This meal began with an amuse-bouche of buttermilk with pickled cucumber and cucumber sorbet was pleasant and refreshing, if not exciting (13/20). Things got more interesting with the starter of quail with girolles, Swiss chard, sweetcorn and mushroom purees. The quail was lovely, the skin crisp, the flavour of the bird excellent, with good quality mushrooms and sauces that went well together (16/20). The bread here is from Hedone and is the best that can be found in London; it is near perfect.
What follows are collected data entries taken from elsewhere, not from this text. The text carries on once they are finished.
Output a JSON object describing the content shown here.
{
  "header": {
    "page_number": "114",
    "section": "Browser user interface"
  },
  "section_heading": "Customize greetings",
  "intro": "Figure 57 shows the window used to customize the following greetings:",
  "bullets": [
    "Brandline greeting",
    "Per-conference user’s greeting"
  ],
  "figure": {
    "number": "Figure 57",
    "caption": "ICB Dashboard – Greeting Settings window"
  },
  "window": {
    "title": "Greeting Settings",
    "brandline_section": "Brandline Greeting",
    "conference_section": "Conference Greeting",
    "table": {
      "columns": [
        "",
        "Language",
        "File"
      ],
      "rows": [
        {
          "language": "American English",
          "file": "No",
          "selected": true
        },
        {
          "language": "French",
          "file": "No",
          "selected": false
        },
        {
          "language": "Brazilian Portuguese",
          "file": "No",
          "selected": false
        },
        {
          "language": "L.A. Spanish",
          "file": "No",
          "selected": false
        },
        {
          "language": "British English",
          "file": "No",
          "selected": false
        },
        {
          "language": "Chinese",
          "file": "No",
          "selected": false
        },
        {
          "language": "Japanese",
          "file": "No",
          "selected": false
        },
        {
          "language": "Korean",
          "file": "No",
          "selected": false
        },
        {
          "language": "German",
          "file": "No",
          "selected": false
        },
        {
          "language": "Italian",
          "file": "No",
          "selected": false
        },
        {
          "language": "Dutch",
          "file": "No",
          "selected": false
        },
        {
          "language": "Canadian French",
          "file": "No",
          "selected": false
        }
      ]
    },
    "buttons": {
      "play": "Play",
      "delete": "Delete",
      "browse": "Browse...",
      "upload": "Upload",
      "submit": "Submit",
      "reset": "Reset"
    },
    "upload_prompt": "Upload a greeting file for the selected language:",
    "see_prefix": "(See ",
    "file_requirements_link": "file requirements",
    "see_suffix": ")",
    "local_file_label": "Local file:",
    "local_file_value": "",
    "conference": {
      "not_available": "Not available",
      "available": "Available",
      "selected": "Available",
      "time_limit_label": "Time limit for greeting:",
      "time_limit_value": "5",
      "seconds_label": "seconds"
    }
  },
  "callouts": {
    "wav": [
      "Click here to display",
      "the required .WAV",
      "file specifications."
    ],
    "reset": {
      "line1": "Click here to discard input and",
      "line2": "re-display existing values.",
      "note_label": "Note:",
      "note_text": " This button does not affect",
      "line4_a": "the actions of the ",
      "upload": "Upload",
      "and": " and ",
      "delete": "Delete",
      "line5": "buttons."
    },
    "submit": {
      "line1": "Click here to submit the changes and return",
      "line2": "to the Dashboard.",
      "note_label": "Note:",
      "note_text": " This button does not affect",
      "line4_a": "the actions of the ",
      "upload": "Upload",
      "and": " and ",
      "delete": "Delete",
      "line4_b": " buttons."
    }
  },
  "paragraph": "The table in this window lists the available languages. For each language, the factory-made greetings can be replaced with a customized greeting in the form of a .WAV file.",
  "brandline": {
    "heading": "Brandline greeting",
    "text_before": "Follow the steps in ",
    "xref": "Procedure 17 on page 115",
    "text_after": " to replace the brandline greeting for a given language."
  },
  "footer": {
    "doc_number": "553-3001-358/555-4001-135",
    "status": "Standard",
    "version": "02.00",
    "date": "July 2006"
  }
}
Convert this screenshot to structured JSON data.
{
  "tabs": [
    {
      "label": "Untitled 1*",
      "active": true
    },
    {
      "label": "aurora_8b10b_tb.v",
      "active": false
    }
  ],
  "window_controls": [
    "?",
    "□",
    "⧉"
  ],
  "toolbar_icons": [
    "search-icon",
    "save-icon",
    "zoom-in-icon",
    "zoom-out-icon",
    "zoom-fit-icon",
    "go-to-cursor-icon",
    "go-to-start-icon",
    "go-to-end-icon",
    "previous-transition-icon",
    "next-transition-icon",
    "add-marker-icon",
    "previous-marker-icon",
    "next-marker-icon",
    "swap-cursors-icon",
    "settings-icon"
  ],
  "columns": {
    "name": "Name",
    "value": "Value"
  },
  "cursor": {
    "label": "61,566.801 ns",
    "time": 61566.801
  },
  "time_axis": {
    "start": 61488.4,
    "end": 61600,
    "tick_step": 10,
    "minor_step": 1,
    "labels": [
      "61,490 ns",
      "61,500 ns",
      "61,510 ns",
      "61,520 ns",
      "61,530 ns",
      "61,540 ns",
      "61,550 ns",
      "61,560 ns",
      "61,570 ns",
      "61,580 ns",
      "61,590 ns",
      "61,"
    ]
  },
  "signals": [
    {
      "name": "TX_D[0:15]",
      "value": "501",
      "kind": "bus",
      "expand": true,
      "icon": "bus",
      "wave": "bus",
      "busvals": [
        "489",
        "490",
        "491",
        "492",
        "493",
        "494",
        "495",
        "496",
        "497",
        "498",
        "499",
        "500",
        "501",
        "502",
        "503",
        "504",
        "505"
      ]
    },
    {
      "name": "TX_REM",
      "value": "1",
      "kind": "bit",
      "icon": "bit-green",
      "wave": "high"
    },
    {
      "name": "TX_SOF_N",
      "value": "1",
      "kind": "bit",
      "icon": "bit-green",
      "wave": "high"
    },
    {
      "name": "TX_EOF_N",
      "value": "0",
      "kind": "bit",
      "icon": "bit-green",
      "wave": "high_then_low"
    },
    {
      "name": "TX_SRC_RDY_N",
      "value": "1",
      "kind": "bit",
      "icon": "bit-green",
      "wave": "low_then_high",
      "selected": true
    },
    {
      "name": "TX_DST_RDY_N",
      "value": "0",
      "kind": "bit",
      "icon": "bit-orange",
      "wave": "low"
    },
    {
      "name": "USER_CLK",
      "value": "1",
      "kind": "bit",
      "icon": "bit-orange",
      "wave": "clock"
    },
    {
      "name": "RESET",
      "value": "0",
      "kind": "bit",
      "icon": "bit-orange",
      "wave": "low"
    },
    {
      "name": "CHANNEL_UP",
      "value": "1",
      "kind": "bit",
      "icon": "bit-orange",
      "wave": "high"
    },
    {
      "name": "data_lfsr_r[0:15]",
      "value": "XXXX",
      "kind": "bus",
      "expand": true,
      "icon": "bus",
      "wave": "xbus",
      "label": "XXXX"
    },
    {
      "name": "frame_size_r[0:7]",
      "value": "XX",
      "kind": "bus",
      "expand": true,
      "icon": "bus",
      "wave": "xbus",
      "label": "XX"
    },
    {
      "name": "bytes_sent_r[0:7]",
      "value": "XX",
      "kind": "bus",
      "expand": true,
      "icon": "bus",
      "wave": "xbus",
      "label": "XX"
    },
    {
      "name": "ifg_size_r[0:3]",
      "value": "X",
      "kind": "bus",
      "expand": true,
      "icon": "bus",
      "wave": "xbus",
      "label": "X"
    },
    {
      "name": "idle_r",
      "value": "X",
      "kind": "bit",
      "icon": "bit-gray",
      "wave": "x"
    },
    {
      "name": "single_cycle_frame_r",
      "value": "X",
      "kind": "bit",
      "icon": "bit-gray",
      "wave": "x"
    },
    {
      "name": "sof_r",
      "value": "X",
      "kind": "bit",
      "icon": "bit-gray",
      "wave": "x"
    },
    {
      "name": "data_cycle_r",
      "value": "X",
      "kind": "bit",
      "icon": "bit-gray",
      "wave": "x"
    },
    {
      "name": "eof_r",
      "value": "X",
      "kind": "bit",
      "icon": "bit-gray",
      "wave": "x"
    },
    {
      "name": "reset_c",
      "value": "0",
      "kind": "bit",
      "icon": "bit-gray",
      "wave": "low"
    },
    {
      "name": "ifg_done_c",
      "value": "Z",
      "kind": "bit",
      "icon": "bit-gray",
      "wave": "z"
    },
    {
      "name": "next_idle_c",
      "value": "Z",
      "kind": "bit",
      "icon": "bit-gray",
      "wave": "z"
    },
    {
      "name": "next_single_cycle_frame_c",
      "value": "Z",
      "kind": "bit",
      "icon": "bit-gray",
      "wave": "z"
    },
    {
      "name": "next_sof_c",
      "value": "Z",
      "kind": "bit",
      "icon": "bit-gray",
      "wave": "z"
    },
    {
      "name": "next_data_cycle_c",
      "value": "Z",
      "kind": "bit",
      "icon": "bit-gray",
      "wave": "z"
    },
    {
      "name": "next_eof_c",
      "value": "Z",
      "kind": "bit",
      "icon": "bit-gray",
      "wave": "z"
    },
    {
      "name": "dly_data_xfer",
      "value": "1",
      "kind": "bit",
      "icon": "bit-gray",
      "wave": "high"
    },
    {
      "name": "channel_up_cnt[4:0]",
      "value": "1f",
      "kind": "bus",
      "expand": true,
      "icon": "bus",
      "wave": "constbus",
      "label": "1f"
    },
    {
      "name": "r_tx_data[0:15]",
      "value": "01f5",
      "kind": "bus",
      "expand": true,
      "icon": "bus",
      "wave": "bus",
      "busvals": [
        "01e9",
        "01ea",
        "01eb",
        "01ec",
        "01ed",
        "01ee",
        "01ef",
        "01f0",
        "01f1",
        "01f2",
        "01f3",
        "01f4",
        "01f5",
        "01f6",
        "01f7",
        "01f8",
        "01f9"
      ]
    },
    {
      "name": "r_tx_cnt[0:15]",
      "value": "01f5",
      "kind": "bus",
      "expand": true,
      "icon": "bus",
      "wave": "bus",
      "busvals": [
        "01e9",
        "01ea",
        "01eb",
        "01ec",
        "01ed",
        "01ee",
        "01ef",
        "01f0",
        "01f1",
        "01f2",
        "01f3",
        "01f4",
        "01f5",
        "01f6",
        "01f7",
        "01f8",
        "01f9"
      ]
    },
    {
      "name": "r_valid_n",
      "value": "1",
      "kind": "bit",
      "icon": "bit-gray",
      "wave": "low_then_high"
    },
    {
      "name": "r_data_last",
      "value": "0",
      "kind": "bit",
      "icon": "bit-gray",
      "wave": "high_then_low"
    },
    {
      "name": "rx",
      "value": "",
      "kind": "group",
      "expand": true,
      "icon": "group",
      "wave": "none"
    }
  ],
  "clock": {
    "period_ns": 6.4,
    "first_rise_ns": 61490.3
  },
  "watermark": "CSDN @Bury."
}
Pollock is a fairly humble fish, and in many London restaurants is disappointing. Here it was a particularly well-chosen specimen, precisely cooked and properly seasoned. Slices of razor clams were also unusually tender, the fish served with spring cabbage and pine berries easily (15/20).
Short rib of 50-day aged beef was cooked slowly, so slowly that the process took three days. This resulted in superbly tender meat with plenty of flavour, served with brassica and sweet red Grelotte onions (16/20). Again, the seasoning was spot on.
Ingredient quality continued to shine through in the desserts. Vanilla crème brulee with summer fruits had lovely peaches and strawberries, and nicely made crème brulee (15/20). Even better were superb English raspberries with oatmeal parfait, the fruit having terrific flavour (16/20). Coffee, now from a company called Comptons, was very good, avoiding any bitterness.
Service was capable and friendly. The bill, with plenty of good wine, came to £91 a head. If you shared a bottle of modest wine and had three courses and coffee then a typical lunch bill would have been around £55 a head. This is very fair for the high quality of ingredients and level of cooking demonstrated.